Adversarial Learning for Image Forensics Deep Matching with Atrous Convolution

TL;DR

This paper introduces an adversarial learning framework with atrous convolution-based deep matching for improved image splicing detection and localization, achieving superior results on multiple datasets.

Contribution

The paper proposes a novel adversarial training framework for CISDL using a deep matching network with atrous convolution and hierarchical feature extraction.

Findings

Effective detection of spliced regions demonstrated on 21 generated sets.

Superior performance compared to existing methods.

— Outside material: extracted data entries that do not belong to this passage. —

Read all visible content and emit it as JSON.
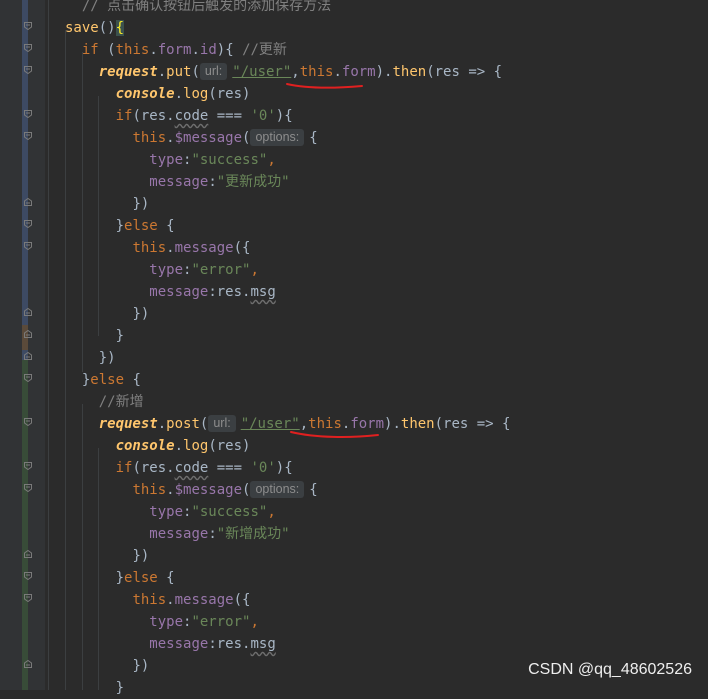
{
  "code": {
    "lines": [
      [
        [
          "cm",
          "  // 点击确认按钮后触发的添加保存方法"
        ]
      ],
      [
        [
          "fn",
          "save"
        ],
        [
          "plain",
          "()"
        ],
        [
          "brace",
          "{"
        ]
      ],
      [
        [
          "ws",
          "  "
        ],
        [
          "kw",
          "if "
        ],
        [
          "plain",
          "("
        ],
        [
          "kw",
          "this"
        ],
        [
          "plain",
          "."
        ],
        [
          "pp",
          "form"
        ],
        [
          "plain",
          "."
        ],
        [
          "pp",
          "id"
        ],
        [
          "plain",
          ")"
        ],
        [
          "plain",
          "{ "
        ],
        [
          "cm",
          "//更新"
        ]
      ],
      [
        [
          "ws",
          "    "
        ],
        [
          "fi",
          "request"
        ],
        [
          "plain",
          "."
        ],
        [
          "mt",
          "put"
        ],
        [
          "plain",
          "("
        ],
        [
          "hint",
          "url:"
        ],
        [
          "su",
          "\"/user\""
        ],
        [
          "plain",
          ","
        ],
        [
          "kw",
          "this"
        ],
        [
          "plain",
          "."
        ],
        [
          "pp",
          "form"
        ],
        [
          "plain",
          ")."
        ],
        [
          "mt",
          "then"
        ],
        [
          "plain",
          "(res => {"
        ]
      ],
      [
        [
          "ws",
          "      "
        ],
        [
          "fi",
          "console"
        ],
        [
          "plain",
          "."
        ],
        [
          "mt",
          "log"
        ],
        [
          "plain",
          "(res)"
        ]
      ],
      [
        [
          "ws",
          "      "
        ],
        [
          "kw",
          "if"
        ],
        [
          "plain",
          "(res."
        ],
        [
          "wavy",
          "code"
        ],
        [
          "plain",
          " === "
        ],
        [
          "st",
          "'0'"
        ],
        [
          "plain",
          "){"
        ]
      ],
      [
        [
          "ws",
          "        "
        ],
        [
          "kw",
          "this"
        ],
        [
          "plain",
          "."
        ],
        [
          "pp",
          "$message"
        ],
        [
          "plain",
          "("
        ],
        [
          "hint",
          "options:"
        ],
        [
          "plain",
          "{"
        ]
      ],
      [
        [
          "ws",
          "          "
        ],
        [
          "pp",
          "type"
        ],
        [
          "plain",
          ":"
        ],
        [
          "st",
          "\"success\""
        ],
        [
          "kw",
          ","
        ]
      ],
      [
        [
          "ws",
          "          "
        ],
        [
          "pp",
          "message"
        ],
        [
          "plain",
          ":"
        ],
        [
          "st",
          "\"更新成功\""
        ]
      ],
      [
        [
          "ws",
          "        "
        ],
        [
          "plain",
          "})"
        ]
      ],
      [
        [
          "ws",
          "      "
        ],
        [
          "plain",
          "}"
        ],
        [
          "kw",
          "else "
        ],
        [
          "plain",
          "{"
        ]
      ],
      [
        [
          "ws",
          "        "
        ],
        [
          "kw",
          "this"
        ],
        [
          "plain",
          "."
        ],
        [
          "pp",
          "message"
        ],
        [
          "plain",
          "({"
        ]
      ],
      [
        [
          "ws",
          "          "
        ],
        [
          "pp",
          "type"
        ],
        [
          "plain",
          ":"
        ],
        [
          "st",
          "\"error\""
        ],
        [
          "kw",
          ","
        ]
      ],
      [
        [
          "ws",
          "          "
        ],
        [
          "pp",
          "message"
        ],
        [
          "plain",
          ":res."
        ],
        [
          "wavy",
          "msg"
        ]
      ],
      [
        [
          "ws",
          "        "
        ],
        [
          "plain",
          "})"
        ]
      ],
      [
        [
          "ws",
          "      "
        ],
        [
          "plain",
          "}"
        ]
      ],
      [
        [
          "ws",
          "    "
        ],
        [
          "plain",
          "})"
        ]
      ],
      [
        [
          "ws",
          "  "
        ],
        [
          "plain",
          "}"
        ],
        [
          "kw",
          "else "
        ],
        [
          "plain",
          "{"
        ]
      ],
      [
        [
          "ws",
          "    "
        ],
        [
          "cm",
          "//新增"
        ]
      ],
      [
        [
          "ws",
          "    "
        ],
        [
          "fi",
          "request"
        ],
        [
          "plain",
          "."
        ],
        [
          "mt",
          "post"
        ],
        [
          "plain",
          "("
        ],
        [
          "hint",
          "url:"
        ],
        [
          "su",
          "\"/user\""
        ],
        [
          "plain",
          ","
        ],
        [
          "kw",
          "this"
        ],
        [
          "plain",
          "."
        ],
        [
          "pp",
          "form"
        ],
        [
          "plain",
          ")."
        ],
        [
          "mt",
          "then"
        ],
        [
          "plain",
          "(res => {"
        ]
      ],
      [
        [
          "ws",
          "      "
        ],
        [
          "fi",
          "console"
        ],
        [
          "plain",
          "."
        ],
        [
          "mt",
          "log"
        ],
        [
          "plain",
          "(res)"
        ]
      ],
      [
        [
          "ws",
          "      "
        ],
        [
          "kw",
          "if"
        ],
        [
          "plain",
          "(res."
        ],
        [
          "wavy",
          "code"
        ],
        [
          "plain",
          " === "
        ],
        [
          "st",
          "'0'"
        ],
        [
          "plain",
          "){"
        ]
      ],
      [
        [
          "ws",
          "        "
        ],
        [
          "kw",
          "this"
        ],
        [
          "plain",
          "."
        ],
        [
          "pp",
          "$message"
        ],
        [
          "plain",
          "("
        ],
        [
          "hint",
          "options:"
        ],
        [
          "plain",
          "{"
        ]
      ],
      [
        [
          "ws",
          "          "
        ],
        [
          "pp",
          "type"
        ],
        [
          "plain",
          ":"
        ],
        [
          "st",
          "\"success\""
        ],
        [
          "kw",
          ","
        ]
      ],
      [
        [
          "ws",
          "          "
        ],
        [
          "pp",
          "message"
        ],
        [
          "plain",
          ":"
        ],
        [
          "st",
          "\"新增成功\""
        ]
      ],
      [
        [
          "ws",
          "        "
        ],
        [
          "plain",
          "})"
        ]
      ],
      [
        [
          "ws",
          "      "
        ],
        [
          "plain",
          "}"
        ],
        [
          "kw",
          "else "
        ],
        [
          "plain",
          "{"
        ]
      ],
      [
        [
          "ws",
          "        "
        ],
        [
          "kw",
          "this"
        ],
        [
          "plain",
          "."
        ],
        [
          "pp",
          "message"
        ],
        [
          "plain",
          "({"
        ]
      ],
      [
        [
          "ws",
          "          "
        ],
        [
          "pp",
          "type"
        ],
        [
          "plain",
          ":"
        ],
        [
          "st",
          "\"error\""
        ],
        [
          "kw",
          ","
        ]
      ],
      [
        [
          "ws",
          "          "
        ],
        [
          "pp",
          "message"
        ],
        [
          "plain",
          ":res."
        ],
        [
          "wavy",
          "msg"
        ]
      ],
      [
        [
          "ws",
          "        "
        ],
        [
          "plain",
          "})"
        ]
      ],
      [
        [
          "ws",
          "      "
        ],
        [
          "plain",
          "}"
        ]
      ]
    ]
  },
  "watermark": "CSDN @qq_48602526",
  "colors": {
    "background": "#2b2b2b",
    "keyword": "#cc7832",
    "string": "#6a8759",
    "property": "#9876aa",
    "function": "#ffc66d",
    "comment": "#808080",
    "text": "#a9b7c6",
    "annotation_red": "#e02020"
  },
  "icons": [
    "fold-marker-icon",
    "change-bar-icon"
  ]
}
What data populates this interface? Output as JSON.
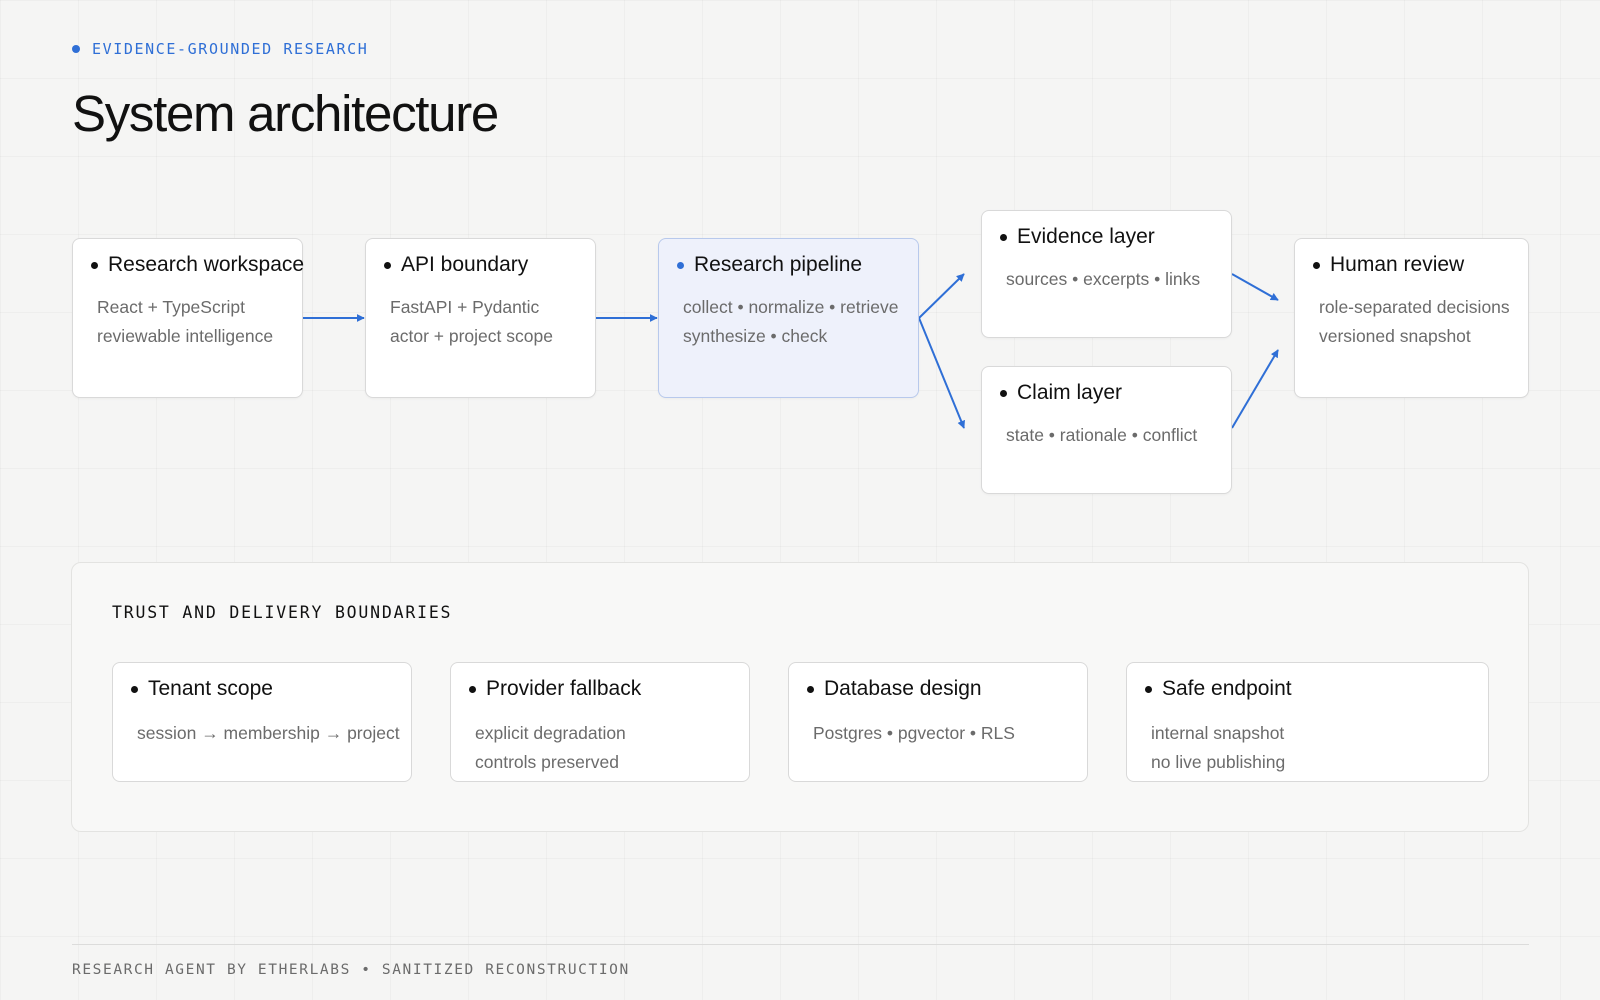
{
  "header": {
    "eyebrow": "EVIDENCE-GROUNDED RESEARCH",
    "title": "System architecture"
  },
  "colors": {
    "accent": "#2f6fd6",
    "highlight_bg": "#eef1fb",
    "highlight_border": "#b8c9ec"
  },
  "flow": {
    "workspace": {
      "title": "Research workspace",
      "lines": [
        "React + TypeScript",
        "reviewable intelligence"
      ]
    },
    "api": {
      "title": "API boundary",
      "lines": [
        "FastAPI + Pydantic",
        "actor + project scope"
      ]
    },
    "pipeline": {
      "title": "Research pipeline",
      "lines": [
        "collect • normalize • retrieve",
        "synthesize • check"
      ]
    },
    "evidence": {
      "title": "Evidence layer",
      "lines": [
        "sources • excerpts • links"
      ]
    },
    "claim": {
      "title": "Claim layer",
      "lines": [
        "state • rationale • conflict"
      ]
    },
    "review": {
      "title": "Human review",
      "lines": [
        "role-separated decisions",
        "versioned snapshot"
      ]
    }
  },
  "boundaries": {
    "title": "TRUST AND DELIVERY BOUNDARIES",
    "cards": [
      {
        "title": "Tenant scope",
        "lines": [
          "session → membership → project"
        ]
      },
      {
        "title": "Provider fallback",
        "lines": [
          "explicit degradation",
          "controls preserved"
        ]
      },
      {
        "title": "Database design",
        "lines": [
          "Postgres • pgvector • RLS"
        ]
      },
      {
        "title": "Safe endpoint",
        "lines": [
          "internal snapshot",
          "no live publishing"
        ]
      }
    ]
  },
  "footer": {
    "text": "RESEARCH AGENT BY ETHERLABS • SANITIZED RECONSTRUCTION"
  }
}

Robust localization of tampered regions at multiple scales.

Abstract

Constrained image splicing detection and localization (CISDL) is a newly proposed challenging task for image forensics, which investigates two input suspected images and identifies whether one image has suspected regions pasted from the other. In this paper, we propose a novel adversarial learning framework to train the deep matching network for CISDL. Our framework mainly consists of three building blocks: 1) the deep matching network based on atrous convolution (DMAC) aims to generate two high-quality candidate masks which indicate the suspected regions of the two input images, 2) the detection network is designed to rectify inconsistencies between the two corresponding candidate masks, 3) the discriminative network drives the DMAC network to produce masks that are hard to distinguish from ground-truth ones. In DMAC, atrous convolution is adopted to extract features with rich spatial information, the correlation layer based on the skip architecture is proposed to capture hierarchical features, and atrous spatial pyramid pooling is constructed to localize tampered regions at multiple scales. The detection network and the discriminative network act as the losses with auxiliary parameters to supervise the training of DMAC in an adversarial way. Extensive experiments, conducted on 21 generated testing sets and two public datasets, demonstrate the effectiveness of the proposed framework and the superior performance of DMAC.